If you filed a car accident claim in California last year, be prepared for your auto insurance premium to soar as much as 63 percent -- or nearly $500 -- in 2017. That’s the ugly reality, according to the website insurancequotes.com, which offers free insurance quotes and conducts an annual survey of the added cost after filing car insurance claims.
“It probably comes as no surprise to most drivers that filing an auto insurance claim will likely result in a premium spike,” according to the study. “However, the extent of those increases -- and their steady year-over-year incline -- may seem staggering.”
So just how bad is the bad news? The survey took a hypothetical 45-year-old married woman who was employed and had an excellent credit score and accorded her a $2,000-plus accident. Then the survey looked at insurers in all 50 states and the District of Columbia to see how much her premium would rise (see map at bottom). The answer: an average 44 percent. And that’s a 6 percent jump from just three years ago.

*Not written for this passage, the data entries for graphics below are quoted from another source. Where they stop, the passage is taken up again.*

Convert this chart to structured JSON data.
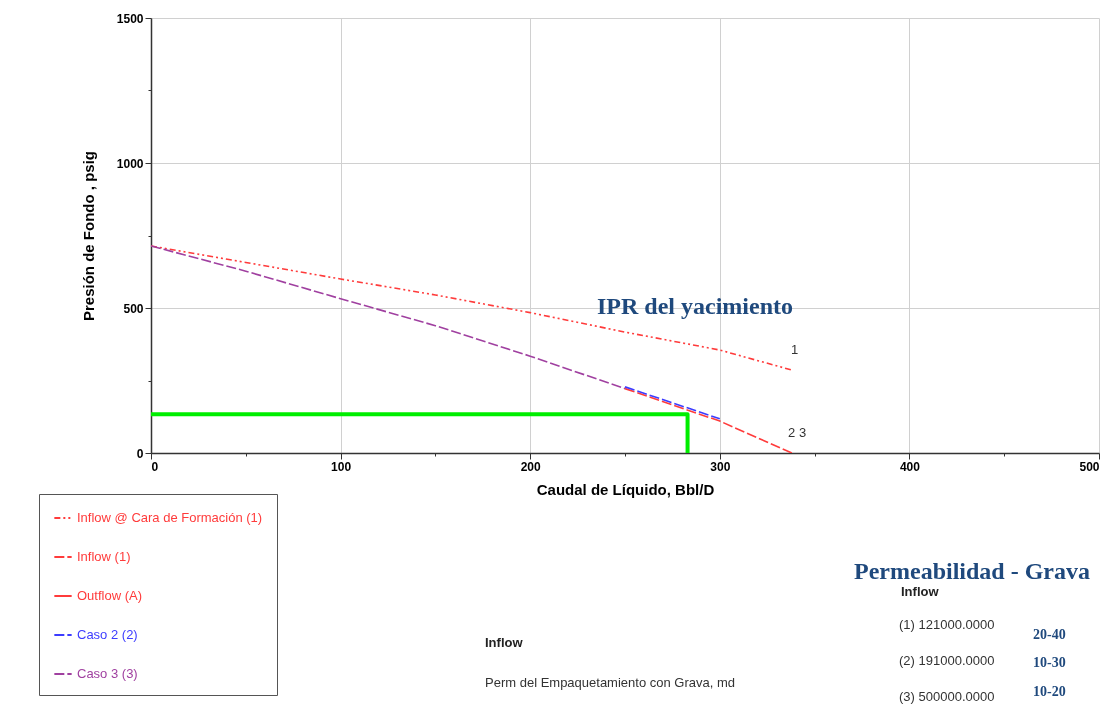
{
  "chart_data": {
    "type": "line",
    "xlabel": "Caudal de Líquido, Bbl/D",
    "ylabel": "Presión de Fondo , psig",
    "xlim": [
      0,
      500
    ],
    "ylim": [
      0,
      1500
    ],
    "xticks": [
      0,
      {
        "value": 50,
        "label": null
      },
      100,
      {
        "value": 150,
        "label": null
      },
      200,
      {
        "value": 250,
        "label": null
      },
      300,
      {
        "value": 350,
        "label": null
      },
      400,
      {
        "value": 450,
        "label": null
      },
      500
    ],
    "yticks": [
      0,
      {
        "value": 250,
        "label": null
      },
      500,
      {
        "value": 750,
        "label": null
      },
      1000,
      {
        "value": 1250,
        "label": null
      },
      1500
    ],
    "grid": true,
    "legend": "bottom left",
    "marker": "none",
    "series": [
      {
        "name": "Inflow @ Cara de Formación (1)",
        "color": "#ff3b3b",
        "line_style": "dotted",
        "x": [
          0,
          50,
          100,
          150,
          200,
          250,
          300,
          338
        ],
        "values": [
          714,
          657,
          600,
          545,
          484,
          417,
          355,
          286
        ]
      },
      {
        "name": "Inflow (1)",
        "color": "#ff3b3b",
        "line_style": "dashed",
        "x": [
          250,
          300,
          338
        ],
        "values": [
          222,
          110,
          0
        ]
      },
      {
        "name": "Outflow (A)",
        "color": "#ff3b3b",
        "line_style": "solid"
      },
      {
        "name": "Caso  2 (2)",
        "color": "#3c3cff",
        "line_style": "dashed",
        "x": [
          250,
          300
        ],
        "values": [
          228,
          118
        ]
      },
      {
        "name": "Caso  3 (3)",
        "color": "#a040a0",
        "line_style": "dashed",
        "x": [
          0,
          50,
          100,
          150,
          200,
          250
        ],
        "values": [
          714,
          627,
          532,
          439,
          334,
          222
        ]
      },
      {
        "color": "#00ee00",
        "line_style": "solid",
        "x": [
          0,
          283,
          283
        ],
        "values": [
          134,
          134,
          0
        ]
      }
    ],
    "annotations": [
      "1",
      "2",
      "3",
      "IPR del yacimiento",
      "Permeabilidad - Grava",
      "Inflow",
      "(1)  121000.0000",
      "(2)  191000.0000",
      "(3)  500000.0000",
      "20-40",
      "10-30",
      "10-20",
      "Inflow",
      "Perm del Empaquetamiento con Grava,  md"
    ]
  }
}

But the bad news gets worse. Filing a second claim in the same year boosts an annual premium nearly 100 percent, or 13 percent more than in 2014.
“Bottom line, insurers see drivers who have multiple accidents as high risk and will price that risk accordingly,” said Loretta Worters, a spokeswoman for the Insurance Information Institute (III), which represents the industry.
The survey also rated bodily injury claims against damage claims and claims against comprehensive coverage, which is generally not mandatory and covers losses such as theft and vandalism.
Not surprisingly, bodily injury claims raise premiums the most -- nearly 50 percent, far more than damage or comprehensive claims. The average bodily injury costs more than $17,000, while automotive damage averages about $3,500. Bodily injury claims declined for many years until 2015, when they spiked 8 percent spike over the previous year, according to the National Safety Council. That rose again to 9 percent in the first half of 2016 and continues to trend higher each year.
Even more bad news is on the horizon for both good and bad drivers. The nation’s largest insurer of both cars and homes, State Farm, just reported a $7 billion underwriting loss on its auto insurance. That’s almost a guarantee that other car insurers will raise rates more than they already have, and will likely charge drivers who’ve had accidents even more for that poor performance.
“For insurers, bad news always turns into good news,” said Robert Hunter, director of Insurance for the Consumer Federation of America and a frequent critic of the industry. “It’s a good reason to raise rates.”
The average rate for someone filing a single claim has risen about six percentage points since 2014, according to the survey.
Hunter said he has no problem with insurers charging more for drivers who’ve had accidents, particularly when they were at fault. California -- the state that charges the most -- also requires insurers not to use credit scoring and other factors when deciding rates. “The most important thing ought to be your driving record,” said Hunter. “Stay clean, and keep it low.”
But it’s not always possible. While, in theory, an accident that isn’t your fault has to be reported and paid for by the other driver’s insurance company, this may not be the case when lawyers get involved. It could also depend on the police officer who wrote the accident report.
“Assigning fault in an accident is rarely a zero-sum process where one driver is 100 percent at fault and the other driver is zero percent,” said the III’s Worters.
So does this survey offer any good news? Well, yes. A single comprehensive claim, such as for someone throwing a rock through your windshield and damaging your car’s interior, results in an average premium increase of less than 2 percent. That’s because insurers don’t regard this as your fault and because the average comprehensive claim is less than $1,700.
While states like California, New Hampshire and Texas, where certain speed limits exceed 75 miles per hour, had higher premium rate increases after an accident than the national average, others like Maryland, Michigan and Oklahoma were lower, primarily due to insurance regulations that allow for “nondriving factors” such as marital status and credit rating.
Anyone who had an accident can shop around for another insurer with a better rate, said Worters, and some car carriers rate accidents less severely than others in terms of premiums. But your driving record is an open book for all insurers to see. It may also help to take a defensive driving course.
Overall, premiums are trending upward, and drivers who’ve had accidents will likely take the biggest “hit,” since more accidents, fatal and otherwise, are happening all the time. The cost, even when injuries aren’t involved, is also rising, partly due to increased technology found in newer vehicles. Car damage repair costs rose nearly 15 percent in the two years since 2014.
The rationale for the increase in accidents and their rising costs has two schools of thought. One is that Americans drove 3.2 trillion miles last year -- much more than during the recession years of 2008 to 2012 -- and that has inevitably caused more casualties. The other is that the “epidemic” of cell phones, tablets and other tech devices that drivers use in connected cars has distracted them and their driving.
But one thing is for sure. If drivers ever needed an incentive to stay off the cell phone, they should keep in mind what happens after an accident.